Tras verbalizar mis dudas en voz alta, Mierdóforo y Putóstenes coincidieron conmigo en el siguiente hecho: inevitablemente, el debate sobre la sexualidad de los ángeles pasa por examinar su constitución física, algo que, debido a nuestra propia naturaleza caída, no nos es dable comprender. Negada, pues, la posibilidad de la experimentación directa, hubimos de resignarnos a los insuficientes consuelos de la teoría, que ofrece, sin embargo, un gran aliciente para nuestra raza (recuerda que el racionalismo es el responsable de algunas de las mentes más brillantemente perversas del siglo). Bajo este nuevo prisma, Mierdóforo halló el axioma que, desde mi punto de vista, permite resolver satisfactoriamente el problema: los ángeles son perfectos, sí, pero no son perfectamente perfectos; de lo contrario, serían iguales al Altísimo. Eso implica que, si bien no desean nada, no son del todo inmunes a la curiosidad.
Casi puedo ver cómo alzas tus vaporosas cejas ante estas últimas palabras. ¡Efectivamente, Putrefilio, termino mi carta negando la proposición que la encabeza! ¡Qué retorcido malabarismo retórico! ¿Un ángel, curioso? ¿Es posible? ¿No constituye eso un fragrante oxímoron? Ah, pero no desfallezcas, caro sobrino mío, pues nuestra raza está acostumbrada a operar en los márgenes de la lógica, en las opacidades más confusas de la contradicción, en los violentos intersticios de la paradoja, la ironía y la doblez. Allí radica, de hecho, uno de los placeres más deliciosos de nuestro oficio. De modo que interioriza bien mis palabras. Te lo repito de nuevo: los ángeles son perfectos, pero no perfectamente perfectos. Eso significa que su propia perfección no los hace felices. Que, tal vez, los aletarga. ¡Y qué mejor puerta de entrada para el pecado que la insatisfacción, especialmente si es una insatisfacción no del todo consciente! Reconozco que la corrupción de un alma humana no carece de incentivos, pero, ¿corromper un ángel? ¡Mis cuernos se retuercen de placer con solo pensarlo!
Medita profundamente acerca de todo lo que te he explicado. Después de todo, el aburrimiento siempre ha sido una de nuestras mejores armas. Y, en todo caso, recuerda que los demonios ya no tenemos nada que perder.

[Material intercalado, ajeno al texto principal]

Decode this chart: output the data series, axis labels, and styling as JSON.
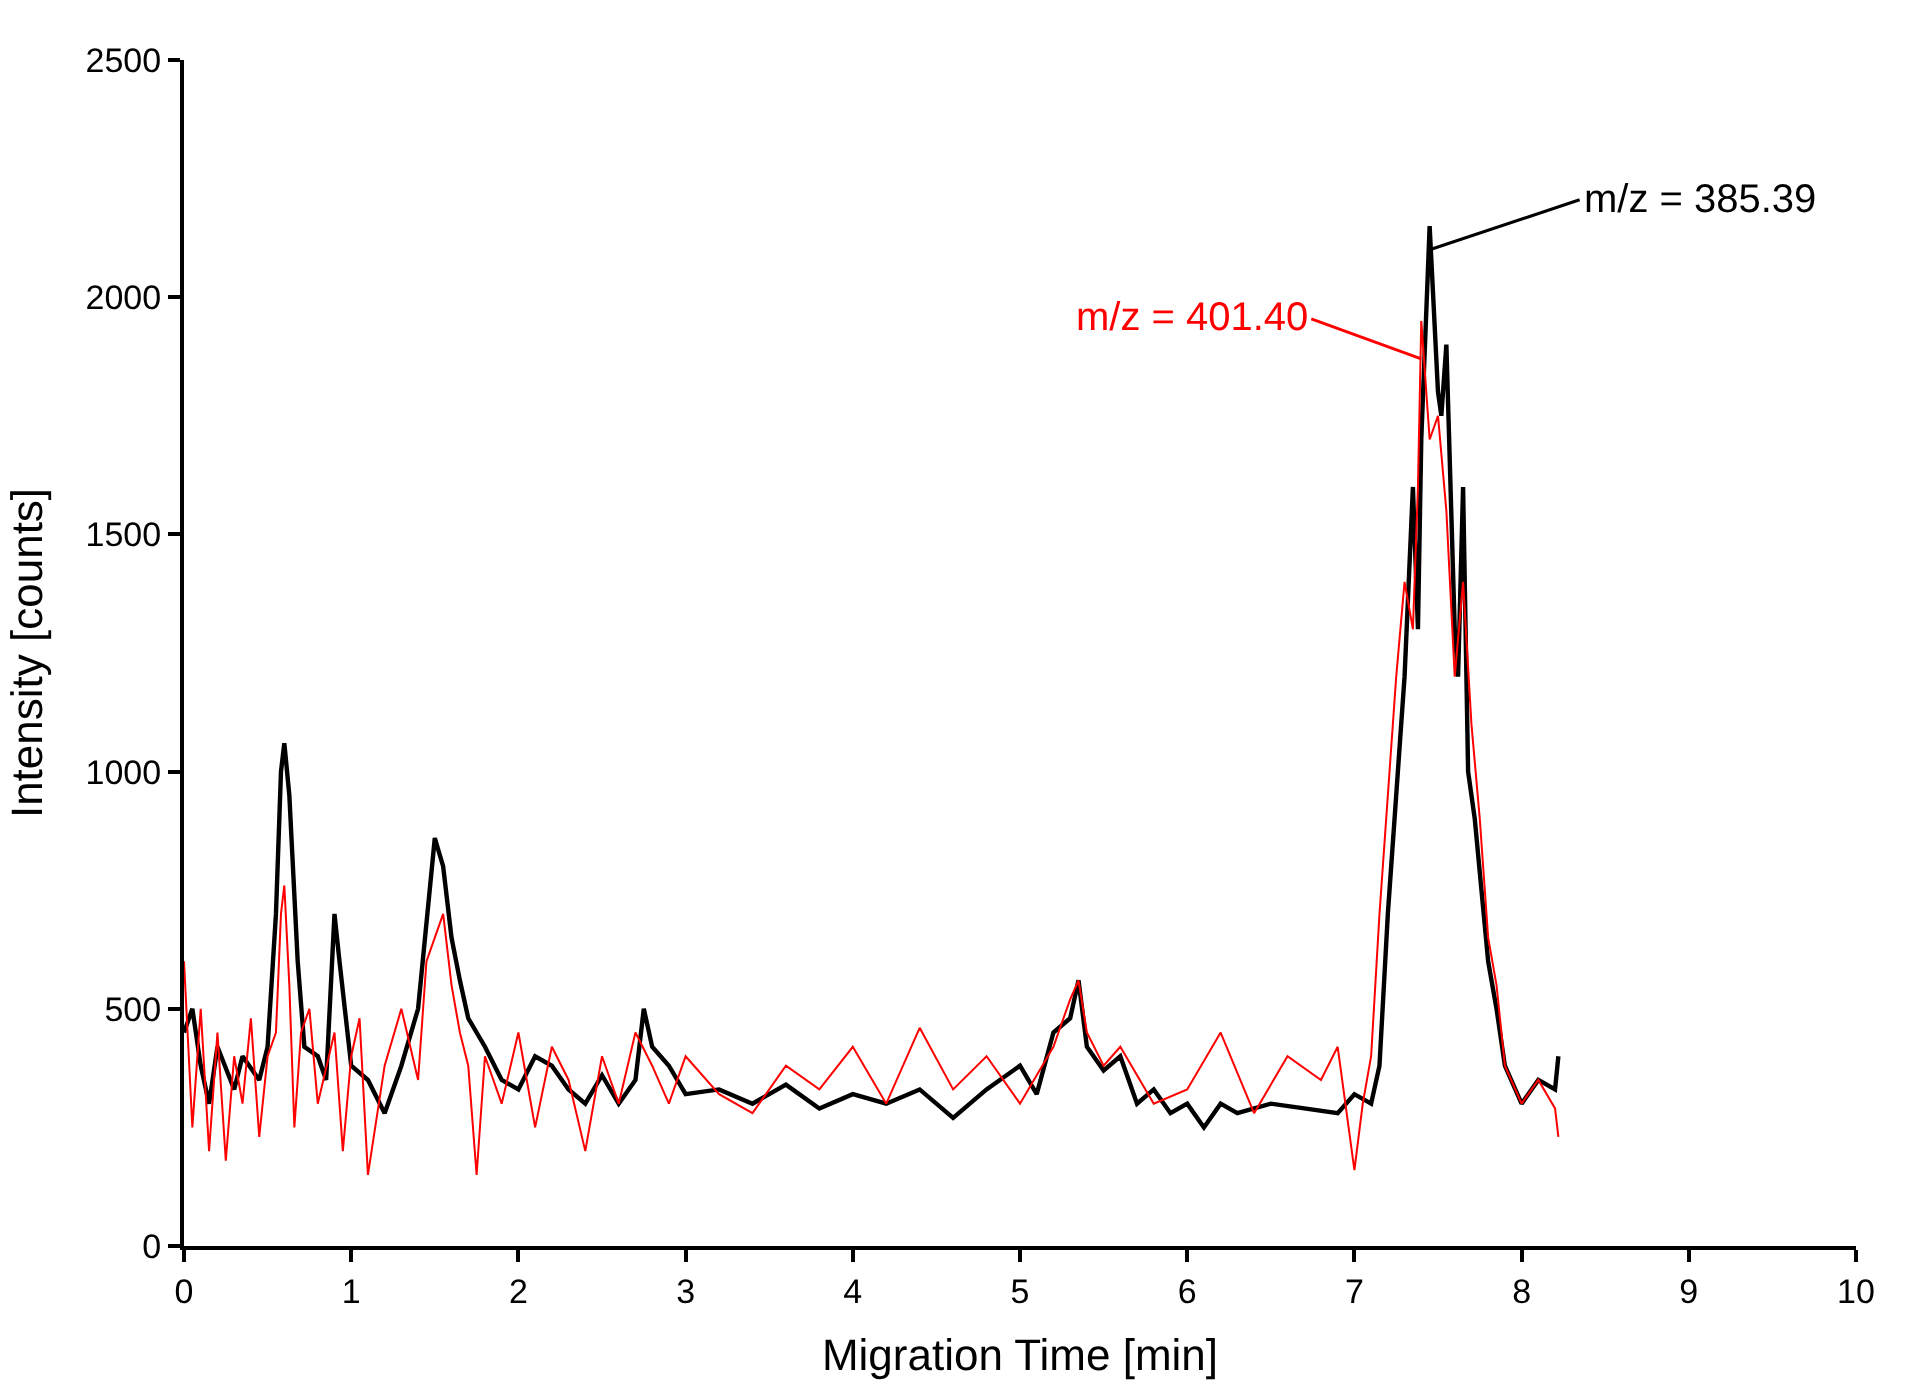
{
  "chart_data": {
    "type": "line",
    "xlabel": "Migration Time [min]",
    "ylabel": "Intensity [counts]",
    "xlim": [
      0,
      10
    ],
    "ylim": [
      0,
      2500
    ],
    "xticks": [
      0,
      1,
      2,
      3,
      4,
      5,
      6,
      7,
      8,
      9,
      10
    ],
    "yticks": [
      0,
      500,
      1000,
      1500,
      2000,
      2500
    ],
    "legend": false,
    "marker": "none",
    "line_style": "solid",
    "series": [
      {
        "color": "#000000",
        "x": [
          0,
          0.05,
          0.1,
          0.15,
          0.2,
          0.3,
          0.35,
          0.45,
          0.5,
          0.55,
          0.58,
          0.6,
          0.63,
          0.68,
          0.72,
          0.8,
          0.85,
          0.9,
          0.93,
          1.0,
          1.1,
          1.2,
          1.3,
          1.4,
          1.5,
          1.55,
          1.6,
          1.65,
          1.7,
          1.8,
          1.9,
          2.0,
          2.1,
          2.2,
          2.3,
          2.4,
          2.5,
          2.6,
          2.7,
          2.75,
          2.8,
          2.9,
          3.0,
          3.2,
          3.4,
          3.6,
          3.8,
          4.0,
          4.2,
          4.4,
          4.6,
          4.8,
          5.0,
          5.1,
          5.2,
          5.3,
          5.35,
          5.4,
          5.5,
          5.6,
          5.7,
          5.8,
          5.9,
          6.0,
          6.1,
          6.2,
          6.3,
          6.5,
          6.7,
          6.9,
          7.0,
          7.1,
          7.15,
          7.2,
          7.25,
          7.3,
          7.35,
          7.38,
          7.4,
          7.45,
          7.5,
          7.52,
          7.55,
          7.6,
          7.62,
          7.65,
          7.68,
          7.72,
          7.8,
          7.85,
          7.9,
          8.0,
          8.1,
          8.2,
          8.22
        ],
        "values": [
          450,
          500,
          380,
          300,
          420,
          330,
          400,
          350,
          420,
          700,
          1000,
          1060,
          950,
          600,
          420,
          400,
          350,
          700,
          600,
          380,
          350,
          280,
          380,
          500,
          860,
          800,
          650,
          560,
          480,
          420,
          350,
          330,
          400,
          380,
          330,
          300,
          360,
          300,
          350,
          500,
          420,
          380,
          320,
          330,
          300,
          340,
          290,
          320,
          300,
          330,
          270,
          330,
          380,
          320,
          450,
          480,
          560,
          420,
          370,
          400,
          300,
          330,
          280,
          300,
          250,
          300,
          280,
          300,
          290,
          280,
          320,
          300,
          380,
          700,
          950,
          1200,
          1600,
          1300,
          1700,
          2150,
          1800,
          1750,
          1900,
          1300,
          1200,
          1600,
          1000,
          900,
          600,
          500,
          380,
          300,
          350,
          330,
          400
        ]
      },
      {
        "color": "#ff0000",
        "x": [
          0,
          0.05,
          0.1,
          0.15,
          0.2,
          0.25,
          0.3,
          0.35,
          0.4,
          0.45,
          0.5,
          0.55,
          0.58,
          0.6,
          0.63,
          0.66,
          0.7,
          0.75,
          0.8,
          0.9,
          0.95,
          1.0,
          1.05,
          1.1,
          1.2,
          1.3,
          1.4,
          1.45,
          1.5,
          1.55,
          1.6,
          1.65,
          1.7,
          1.75,
          1.8,
          1.9,
          2.0,
          2.1,
          2.2,
          2.3,
          2.4,
          2.5,
          2.6,
          2.7,
          2.8,
          2.9,
          3.0,
          3.2,
          3.4,
          3.6,
          3.8,
          4.0,
          4.2,
          4.4,
          4.6,
          4.8,
          5.0,
          5.2,
          5.3,
          5.35,
          5.4,
          5.5,
          5.6,
          5.8,
          6.0,
          6.2,
          6.4,
          6.6,
          6.8,
          6.9,
          7.0,
          7.05,
          7.1,
          7.15,
          7.2,
          7.25,
          7.3,
          7.35,
          7.38,
          7.4,
          7.45,
          7.5,
          7.55,
          7.6,
          7.65,
          7.7,
          7.75,
          7.8,
          7.85,
          7.9,
          8.0,
          8.1,
          8.2,
          8.22
        ],
        "values": [
          600,
          250,
          500,
          200,
          450,
          180,
          400,
          300,
          480,
          230,
          400,
          450,
          700,
          760,
          550,
          250,
          450,
          500,
          300,
          450,
          200,
          400,
          480,
          150,
          380,
          500,
          350,
          600,
          650,
          700,
          550,
          450,
          380,
          150,
          400,
          300,
          450,
          250,
          420,
          350,
          200,
          400,
          300,
          450,
          380,
          300,
          400,
          320,
          280,
          380,
          330,
          420,
          300,
          460,
          330,
          400,
          300,
          420,
          520,
          560,
          450,
          380,
          420,
          300,
          330,
          450,
          280,
          400,
          350,
          420,
          160,
          300,
          400,
          700,
          950,
          1200,
          1400,
          1300,
          1600,
          1950,
          1700,
          1750,
          1550,
          1200,
          1400,
          1100,
          900,
          650,
          550,
          380,
          300,
          350,
          290,
          230
        ]
      }
    ],
    "annotations": [
      {
        "text": "m/z = 385.39",
        "x": 7.45,
        "y": 2100
      },
      {
        "text": "m/z = 401.40",
        "x": 7.4,
        "y": 1870
      }
    ]
  }
}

Nos queda, en cambio, un mundo entero todavía por ganar.
Dale recuerdos a tu padre Follósceles y a tu madre, la incomparable Pedórrula.
Con cariño,
Tu tío Orugario
Este texto es un pequeño homenaje a ‘The Screwtape Letters’ de C. S. Lewis, un epistolario ficticio donde un demonio instruye a su sobrino sobre la tentación y la corrupción de las almas humanas. Se trata de una sátira apologista que expone, bajo una perspectiva invertida, la doctrina moral del cristianismo. Mi carta, no obstante, va por otros derroteros… los que mis propios demonios me suscitan.